Малиновская не оплакивала потерю артистов и хореографов, и можно отметить, что, хоть ее сверхконсервативная позиция нанесла вред Большому во время культурной революции «общедоступного искусства», это оградило театр от серьезных обвинений, присущих сталинской эре. Возможно, сиюминутные жертвы обеспечили выигрыш на будущее. Однако тревожный дух 1920-х демонстрировал ее крах, когда менее одаренные члены труппы, на которых держался театр, начали уходить по творческим и финансовым причинам.
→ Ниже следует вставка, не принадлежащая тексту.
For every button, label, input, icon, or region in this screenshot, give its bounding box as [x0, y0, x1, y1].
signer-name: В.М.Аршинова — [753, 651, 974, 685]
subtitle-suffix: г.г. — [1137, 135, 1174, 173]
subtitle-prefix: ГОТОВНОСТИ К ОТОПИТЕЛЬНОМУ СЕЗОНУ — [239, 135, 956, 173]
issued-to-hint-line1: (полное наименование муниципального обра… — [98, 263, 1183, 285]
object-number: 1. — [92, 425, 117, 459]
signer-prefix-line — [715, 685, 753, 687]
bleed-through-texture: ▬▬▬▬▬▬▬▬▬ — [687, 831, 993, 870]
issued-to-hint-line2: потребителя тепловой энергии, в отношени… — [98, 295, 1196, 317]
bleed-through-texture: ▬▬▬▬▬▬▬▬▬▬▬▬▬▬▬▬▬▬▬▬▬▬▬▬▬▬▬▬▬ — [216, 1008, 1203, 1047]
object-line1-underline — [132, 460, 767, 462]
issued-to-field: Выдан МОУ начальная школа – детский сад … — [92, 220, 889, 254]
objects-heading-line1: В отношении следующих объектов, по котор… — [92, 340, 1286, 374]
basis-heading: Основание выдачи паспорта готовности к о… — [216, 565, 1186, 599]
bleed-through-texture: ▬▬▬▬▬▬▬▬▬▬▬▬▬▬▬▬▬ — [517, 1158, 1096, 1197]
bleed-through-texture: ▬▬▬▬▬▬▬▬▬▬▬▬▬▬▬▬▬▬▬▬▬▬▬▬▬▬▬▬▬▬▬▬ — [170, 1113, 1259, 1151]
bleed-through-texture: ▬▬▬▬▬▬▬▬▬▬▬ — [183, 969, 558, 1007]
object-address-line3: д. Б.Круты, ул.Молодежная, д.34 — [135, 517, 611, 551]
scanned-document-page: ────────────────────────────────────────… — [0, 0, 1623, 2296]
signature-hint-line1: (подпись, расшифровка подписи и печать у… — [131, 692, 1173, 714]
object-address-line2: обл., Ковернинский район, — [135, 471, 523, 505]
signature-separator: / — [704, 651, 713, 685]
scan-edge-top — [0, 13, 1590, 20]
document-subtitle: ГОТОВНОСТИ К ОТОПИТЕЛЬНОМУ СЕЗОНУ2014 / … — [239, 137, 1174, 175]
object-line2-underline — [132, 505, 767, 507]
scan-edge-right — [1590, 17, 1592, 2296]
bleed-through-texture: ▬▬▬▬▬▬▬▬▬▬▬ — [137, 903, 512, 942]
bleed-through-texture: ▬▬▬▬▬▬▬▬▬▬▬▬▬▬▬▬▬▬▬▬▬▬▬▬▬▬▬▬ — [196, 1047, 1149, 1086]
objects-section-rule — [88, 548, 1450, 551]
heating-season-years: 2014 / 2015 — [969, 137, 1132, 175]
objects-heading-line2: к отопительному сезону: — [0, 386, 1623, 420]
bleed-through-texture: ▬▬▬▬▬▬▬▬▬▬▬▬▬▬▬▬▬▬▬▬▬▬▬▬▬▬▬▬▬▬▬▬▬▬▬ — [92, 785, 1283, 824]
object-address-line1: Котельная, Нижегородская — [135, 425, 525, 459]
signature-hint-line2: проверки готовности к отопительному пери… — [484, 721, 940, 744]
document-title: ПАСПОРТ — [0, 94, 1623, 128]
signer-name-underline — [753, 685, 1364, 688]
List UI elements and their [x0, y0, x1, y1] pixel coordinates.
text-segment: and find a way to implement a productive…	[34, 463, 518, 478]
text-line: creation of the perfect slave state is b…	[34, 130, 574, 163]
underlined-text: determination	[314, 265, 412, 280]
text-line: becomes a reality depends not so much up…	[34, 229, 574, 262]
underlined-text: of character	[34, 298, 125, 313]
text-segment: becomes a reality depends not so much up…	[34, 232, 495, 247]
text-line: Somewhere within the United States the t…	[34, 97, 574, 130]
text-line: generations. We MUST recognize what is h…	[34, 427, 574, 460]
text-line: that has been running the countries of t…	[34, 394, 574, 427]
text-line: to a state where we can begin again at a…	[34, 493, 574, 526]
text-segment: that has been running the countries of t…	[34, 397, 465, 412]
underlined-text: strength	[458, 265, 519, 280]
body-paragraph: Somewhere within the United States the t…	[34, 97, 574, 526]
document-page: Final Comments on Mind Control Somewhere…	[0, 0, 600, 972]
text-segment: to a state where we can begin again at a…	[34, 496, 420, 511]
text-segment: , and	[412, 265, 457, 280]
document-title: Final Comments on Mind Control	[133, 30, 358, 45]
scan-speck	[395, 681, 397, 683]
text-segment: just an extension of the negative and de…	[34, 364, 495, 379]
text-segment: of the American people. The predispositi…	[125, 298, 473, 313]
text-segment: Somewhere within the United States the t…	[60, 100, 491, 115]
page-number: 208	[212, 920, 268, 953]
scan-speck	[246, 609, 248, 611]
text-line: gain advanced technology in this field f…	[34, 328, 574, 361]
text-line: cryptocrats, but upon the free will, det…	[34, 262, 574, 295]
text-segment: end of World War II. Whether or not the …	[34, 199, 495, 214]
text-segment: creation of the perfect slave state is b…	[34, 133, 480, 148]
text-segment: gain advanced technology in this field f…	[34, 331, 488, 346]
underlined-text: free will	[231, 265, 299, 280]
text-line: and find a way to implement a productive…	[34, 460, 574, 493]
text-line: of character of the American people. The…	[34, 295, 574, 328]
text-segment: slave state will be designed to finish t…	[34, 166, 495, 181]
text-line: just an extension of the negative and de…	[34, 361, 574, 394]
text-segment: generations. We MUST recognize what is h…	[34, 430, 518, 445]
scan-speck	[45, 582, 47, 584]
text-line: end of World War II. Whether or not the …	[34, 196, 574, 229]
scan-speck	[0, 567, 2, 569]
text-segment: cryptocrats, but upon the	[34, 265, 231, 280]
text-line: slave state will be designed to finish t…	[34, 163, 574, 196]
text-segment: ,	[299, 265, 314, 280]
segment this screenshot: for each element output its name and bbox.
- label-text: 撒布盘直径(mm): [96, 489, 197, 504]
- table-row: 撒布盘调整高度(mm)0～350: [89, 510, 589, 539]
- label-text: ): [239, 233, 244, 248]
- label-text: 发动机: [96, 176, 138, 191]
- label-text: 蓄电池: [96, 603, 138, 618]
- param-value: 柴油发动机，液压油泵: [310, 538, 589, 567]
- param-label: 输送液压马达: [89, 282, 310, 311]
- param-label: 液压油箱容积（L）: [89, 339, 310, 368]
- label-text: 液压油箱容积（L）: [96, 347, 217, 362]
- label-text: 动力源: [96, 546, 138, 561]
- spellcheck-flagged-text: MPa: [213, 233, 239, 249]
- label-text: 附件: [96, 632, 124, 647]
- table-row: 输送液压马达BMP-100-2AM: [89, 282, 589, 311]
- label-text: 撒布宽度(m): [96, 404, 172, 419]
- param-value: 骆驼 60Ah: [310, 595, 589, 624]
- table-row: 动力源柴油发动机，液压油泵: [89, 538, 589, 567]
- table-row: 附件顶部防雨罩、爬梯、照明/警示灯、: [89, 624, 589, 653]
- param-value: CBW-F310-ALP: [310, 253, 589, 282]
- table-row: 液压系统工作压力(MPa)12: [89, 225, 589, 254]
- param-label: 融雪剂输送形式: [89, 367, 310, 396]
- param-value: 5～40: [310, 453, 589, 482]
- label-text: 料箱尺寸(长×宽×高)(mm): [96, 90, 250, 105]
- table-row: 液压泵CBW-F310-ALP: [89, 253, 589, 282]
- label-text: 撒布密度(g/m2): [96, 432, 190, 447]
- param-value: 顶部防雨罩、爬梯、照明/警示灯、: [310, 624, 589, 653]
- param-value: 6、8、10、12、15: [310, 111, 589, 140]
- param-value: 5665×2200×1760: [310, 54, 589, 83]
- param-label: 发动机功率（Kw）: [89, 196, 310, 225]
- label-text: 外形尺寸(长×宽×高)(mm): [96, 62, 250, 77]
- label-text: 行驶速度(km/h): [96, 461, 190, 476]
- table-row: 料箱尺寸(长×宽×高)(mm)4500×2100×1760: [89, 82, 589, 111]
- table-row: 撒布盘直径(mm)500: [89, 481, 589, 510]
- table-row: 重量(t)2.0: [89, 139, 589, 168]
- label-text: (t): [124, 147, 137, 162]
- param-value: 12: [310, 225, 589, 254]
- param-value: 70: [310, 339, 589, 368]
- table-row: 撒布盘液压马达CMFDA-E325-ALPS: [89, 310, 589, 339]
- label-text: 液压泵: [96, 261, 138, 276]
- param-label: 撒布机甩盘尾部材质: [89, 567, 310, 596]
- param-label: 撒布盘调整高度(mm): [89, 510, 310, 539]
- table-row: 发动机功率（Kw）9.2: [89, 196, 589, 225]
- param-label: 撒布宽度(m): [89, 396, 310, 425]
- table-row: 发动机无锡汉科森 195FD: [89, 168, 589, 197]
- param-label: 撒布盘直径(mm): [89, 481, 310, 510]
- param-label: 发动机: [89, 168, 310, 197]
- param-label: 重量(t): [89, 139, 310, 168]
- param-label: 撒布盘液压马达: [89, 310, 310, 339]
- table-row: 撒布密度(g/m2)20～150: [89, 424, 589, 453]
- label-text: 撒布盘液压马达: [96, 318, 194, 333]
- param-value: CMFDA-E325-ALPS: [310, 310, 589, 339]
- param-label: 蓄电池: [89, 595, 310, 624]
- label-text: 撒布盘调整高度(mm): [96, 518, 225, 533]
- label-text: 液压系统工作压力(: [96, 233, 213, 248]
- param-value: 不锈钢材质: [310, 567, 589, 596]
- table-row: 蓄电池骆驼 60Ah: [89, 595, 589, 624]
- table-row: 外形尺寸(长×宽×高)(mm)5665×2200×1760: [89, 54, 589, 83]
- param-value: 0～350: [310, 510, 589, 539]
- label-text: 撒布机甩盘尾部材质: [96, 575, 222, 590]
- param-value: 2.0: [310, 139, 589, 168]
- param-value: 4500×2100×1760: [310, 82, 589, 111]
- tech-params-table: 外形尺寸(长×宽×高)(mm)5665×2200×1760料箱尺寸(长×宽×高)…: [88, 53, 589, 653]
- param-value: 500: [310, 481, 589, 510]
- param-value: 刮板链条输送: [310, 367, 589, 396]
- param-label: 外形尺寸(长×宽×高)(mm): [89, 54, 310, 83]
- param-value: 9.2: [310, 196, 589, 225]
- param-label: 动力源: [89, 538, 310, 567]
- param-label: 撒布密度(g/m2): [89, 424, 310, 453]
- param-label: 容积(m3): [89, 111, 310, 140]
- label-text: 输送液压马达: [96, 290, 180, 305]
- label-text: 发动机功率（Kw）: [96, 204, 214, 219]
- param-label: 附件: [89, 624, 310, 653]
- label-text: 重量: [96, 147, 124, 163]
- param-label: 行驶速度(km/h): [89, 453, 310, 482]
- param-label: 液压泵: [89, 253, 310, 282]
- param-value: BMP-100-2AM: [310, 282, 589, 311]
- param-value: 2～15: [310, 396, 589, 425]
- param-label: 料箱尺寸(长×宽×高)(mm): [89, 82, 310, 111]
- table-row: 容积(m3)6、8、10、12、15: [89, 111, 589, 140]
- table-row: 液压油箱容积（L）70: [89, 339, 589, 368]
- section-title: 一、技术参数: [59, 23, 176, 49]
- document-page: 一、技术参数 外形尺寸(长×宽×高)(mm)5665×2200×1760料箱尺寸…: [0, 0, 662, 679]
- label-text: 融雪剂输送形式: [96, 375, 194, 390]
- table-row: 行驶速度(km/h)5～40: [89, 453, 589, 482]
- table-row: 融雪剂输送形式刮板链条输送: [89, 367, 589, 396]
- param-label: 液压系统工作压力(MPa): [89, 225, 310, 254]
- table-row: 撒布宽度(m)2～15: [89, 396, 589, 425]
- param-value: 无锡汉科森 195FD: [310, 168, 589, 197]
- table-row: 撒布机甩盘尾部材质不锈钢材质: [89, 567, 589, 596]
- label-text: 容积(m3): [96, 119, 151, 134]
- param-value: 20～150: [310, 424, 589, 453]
Например, в течение сезона 1922–1923 гг. 57 членов оркестра перешли в Персимфанс[467] — оркестр, выступавший без дирижера. Вместо того, чтобы наблюдать за дирижером на подиуме, музыканты располагались в кругу лицом к друг другу, самостоятельно отслеживали, когда вступать, и вместе держали ритм. Другие музыканты театра нашли работу в кафе и ресторанах. Когда Малиновская грозила увольнением, они вступали с ней в борьбу с помощью масштабной организации РАБИС[468] (Всесоюзный профессиональный союз работников искусства), которая обвиняла директора в диктаторском, антикоммунистическом руководстве. Хор, опера и балет в какой-то момент присоединились к нападкам. Малиновская была вынуждена создать комиссию, чьей единственной задачей было урегулирование конфликтов, но ее представители сами стали в них участвовать. Тогда руководительница обратилась к покровителям из комиссариата, и те отправили письмо Сталину (он тогда был главой бюро Центрального комитета), чтобы защитить ее честь и предотвратить арест. «Обвинения товарища Малиновской в отвержении коммунистических принципов, покровительстве буржуазных элементов, протекционизме и других ужасных преступлениях бессмысленны и беспочвенны», — писали они[469].